ただ、想いの欠片と凜香さんの危機の関係を知っている優花としては、あの事故は優花が深雪の想いの欠片を入手した時点で回避不可のものなので、この欠片のせいとは思ってはいない。
まあマジハイのことを知らない凜香さんは、この欠片とあの事故を関連付けてしまうのも仕方ないし、心配になってしまうのもしょうがないかもしれない。
「……」
近くの皿を出して凜香さんに真紅の欠片を置かせたリリーシャさんが、まじまじと真紅の欠片を見る。
「見たことがない色だね……まるで血みたいじゃないか……」
言われてみれば、たしかに血が固まったみたいに赤い。血の結晶、血の宝石の欠片と言われれば納得できるくらいには。
血みたいだと認識して俺も何となく欠片を見ていると、気のせいか段々と気分が悪くなってきた。
「……お嬢ちゃん、あんたの心配は当たってるよ。この欠片からは良くないものを感じる。さっさと捨てた方がいいね」
「わ、わかりましたわ!」
結局、あの欠片はリリーシャさんが処分してくれることになり、後を任せてお店を出る。
「やっぱりあの欠片のせいだったんですわね!」
「そう……なんですかね?」
たしかに見てたら気分が悪くなったけど、あの事故の本当の原因は別にあるんだけど……まあ、ここで凜香さんにそれを説明するわけにもいかないし、あの欠片のせいってことにしておいてもいいか。
「帰りましょうか」
「ええ、帰りましょうゆうかさん。そうだ、帰ったらわたくしと一戦チェスをしませんこと?」
「あはは、いいですよ」
チェスは凜香さんが最近のハマっているもの。ここ数日時間があればチェスで対戦したいと言い出すので何度か勝負をしている。
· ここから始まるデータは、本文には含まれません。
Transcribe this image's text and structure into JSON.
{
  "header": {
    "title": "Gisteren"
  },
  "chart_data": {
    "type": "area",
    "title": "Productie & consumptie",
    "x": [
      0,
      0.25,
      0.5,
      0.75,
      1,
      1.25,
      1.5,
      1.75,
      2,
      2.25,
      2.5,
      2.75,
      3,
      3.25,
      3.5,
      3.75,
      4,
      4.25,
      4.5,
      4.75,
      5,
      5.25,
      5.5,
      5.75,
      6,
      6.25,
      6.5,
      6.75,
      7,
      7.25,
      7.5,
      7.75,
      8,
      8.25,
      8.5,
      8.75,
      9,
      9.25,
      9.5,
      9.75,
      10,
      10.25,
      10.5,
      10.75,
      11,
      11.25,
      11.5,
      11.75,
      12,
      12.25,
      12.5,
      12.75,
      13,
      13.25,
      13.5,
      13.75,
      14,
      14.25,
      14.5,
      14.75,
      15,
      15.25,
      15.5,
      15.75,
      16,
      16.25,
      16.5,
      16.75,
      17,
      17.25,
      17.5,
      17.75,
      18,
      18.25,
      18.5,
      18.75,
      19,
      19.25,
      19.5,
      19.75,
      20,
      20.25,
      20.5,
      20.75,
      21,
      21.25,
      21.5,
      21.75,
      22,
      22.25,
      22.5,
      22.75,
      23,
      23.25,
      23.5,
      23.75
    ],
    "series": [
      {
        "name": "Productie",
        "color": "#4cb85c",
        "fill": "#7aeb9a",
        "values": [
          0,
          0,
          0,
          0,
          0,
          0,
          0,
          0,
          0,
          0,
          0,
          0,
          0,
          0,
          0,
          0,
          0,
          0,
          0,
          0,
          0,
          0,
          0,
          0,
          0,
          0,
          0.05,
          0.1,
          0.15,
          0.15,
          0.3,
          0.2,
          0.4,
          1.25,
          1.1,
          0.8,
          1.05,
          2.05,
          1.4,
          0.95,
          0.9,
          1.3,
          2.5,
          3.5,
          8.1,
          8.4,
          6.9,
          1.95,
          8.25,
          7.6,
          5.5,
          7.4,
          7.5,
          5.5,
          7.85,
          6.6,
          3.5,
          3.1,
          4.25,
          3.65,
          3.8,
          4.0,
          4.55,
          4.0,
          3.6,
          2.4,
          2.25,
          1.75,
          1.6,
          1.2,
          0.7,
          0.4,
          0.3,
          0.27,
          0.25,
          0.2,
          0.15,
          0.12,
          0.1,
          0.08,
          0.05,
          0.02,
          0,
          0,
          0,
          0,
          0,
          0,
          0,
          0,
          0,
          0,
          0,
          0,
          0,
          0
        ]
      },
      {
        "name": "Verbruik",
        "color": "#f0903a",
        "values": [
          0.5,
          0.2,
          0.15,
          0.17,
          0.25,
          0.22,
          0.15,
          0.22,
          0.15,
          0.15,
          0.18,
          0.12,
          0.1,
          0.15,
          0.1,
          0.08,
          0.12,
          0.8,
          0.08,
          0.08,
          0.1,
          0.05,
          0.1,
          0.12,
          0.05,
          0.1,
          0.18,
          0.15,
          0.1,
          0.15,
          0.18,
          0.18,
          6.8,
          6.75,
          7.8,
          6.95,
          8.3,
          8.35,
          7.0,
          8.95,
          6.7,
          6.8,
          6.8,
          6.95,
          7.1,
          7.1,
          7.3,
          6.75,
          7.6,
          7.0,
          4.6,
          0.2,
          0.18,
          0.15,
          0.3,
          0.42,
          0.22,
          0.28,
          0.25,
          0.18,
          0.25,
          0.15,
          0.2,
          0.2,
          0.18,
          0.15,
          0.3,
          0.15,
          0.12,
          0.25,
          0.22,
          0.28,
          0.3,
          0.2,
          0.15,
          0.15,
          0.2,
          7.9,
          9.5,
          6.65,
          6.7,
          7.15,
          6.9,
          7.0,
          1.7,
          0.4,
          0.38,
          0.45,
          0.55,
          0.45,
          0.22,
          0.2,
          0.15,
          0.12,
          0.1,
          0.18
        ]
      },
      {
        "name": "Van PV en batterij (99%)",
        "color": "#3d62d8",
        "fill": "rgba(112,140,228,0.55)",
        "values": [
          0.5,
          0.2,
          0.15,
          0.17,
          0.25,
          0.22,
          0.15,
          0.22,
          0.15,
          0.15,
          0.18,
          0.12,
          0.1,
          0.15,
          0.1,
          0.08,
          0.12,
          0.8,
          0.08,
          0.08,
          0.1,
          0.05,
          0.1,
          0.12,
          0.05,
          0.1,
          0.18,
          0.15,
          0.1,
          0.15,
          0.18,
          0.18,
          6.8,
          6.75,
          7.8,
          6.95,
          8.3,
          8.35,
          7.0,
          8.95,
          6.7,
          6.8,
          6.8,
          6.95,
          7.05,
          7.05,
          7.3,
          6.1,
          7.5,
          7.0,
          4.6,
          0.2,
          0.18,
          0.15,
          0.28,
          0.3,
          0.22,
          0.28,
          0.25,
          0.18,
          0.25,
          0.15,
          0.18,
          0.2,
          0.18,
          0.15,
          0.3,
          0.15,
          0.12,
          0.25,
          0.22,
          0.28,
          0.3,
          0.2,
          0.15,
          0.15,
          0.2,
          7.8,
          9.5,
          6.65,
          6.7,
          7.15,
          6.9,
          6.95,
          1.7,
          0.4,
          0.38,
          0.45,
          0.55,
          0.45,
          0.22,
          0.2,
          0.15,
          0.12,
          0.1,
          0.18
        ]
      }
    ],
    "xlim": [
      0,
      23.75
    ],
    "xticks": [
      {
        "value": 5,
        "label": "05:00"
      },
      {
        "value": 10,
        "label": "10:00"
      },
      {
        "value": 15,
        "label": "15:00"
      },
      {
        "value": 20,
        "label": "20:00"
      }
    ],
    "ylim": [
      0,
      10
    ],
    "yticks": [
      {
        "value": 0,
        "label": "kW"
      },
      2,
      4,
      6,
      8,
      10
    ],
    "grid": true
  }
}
凜香さんもチェスは最近始めたばかりらしく、お互いに初心者。とはいえ凜香さんはさすがで、すぐに上達してしまい今ではハンデをつけないと勝負にならないくらいになっている。
「それにしても、凜香さん。なんで急にチェスを始めたんですか? 何かきっかけでもあったんですか?」
「きっかけですの? それはあなたとあそ……げふんげふん。た、たまたま物置にあったのですわ!」
「え? あれ新品で買ってませんでした」
「あーえー……ですから! 物置にチェスを見つけたので、チェスをやってみたくなったんですの。それで新しくチェスの駒と盤を買ったのですわ! ええ、何もおかしくないでしょう?」
物置にあったのなら、それで遊べばいいのでは……。
喉元まで出かかった言葉を飲み込んで苦笑する。
「ははは……」
凜香さんはお嬢様だから、新品の自分のものが欲しくなったってことなんだろう。俺のような庶民の感覚で凜香さんを測ってはいけない。
「何なんですの! その笑いは!」
「いや、凜香さんが凜香さんだなあって」
「何ですのそれは、悪口ですの!」
ぷりぷりと怒る凜香さんをなだめるのに苦労しながら、凜香さんのお屋敷へと帰ると、一度与えられた部屋へ。
「で、どうしよう……これ」
入って早々、開けるのは自宅から持ってきたいつも使っている自分のバッグ。
中にはちゃんと、いつか渡そうとずっと入れっぱなしにしたままだった凜香さんへ渡すためのパワーストーンのペンダントが入っていた。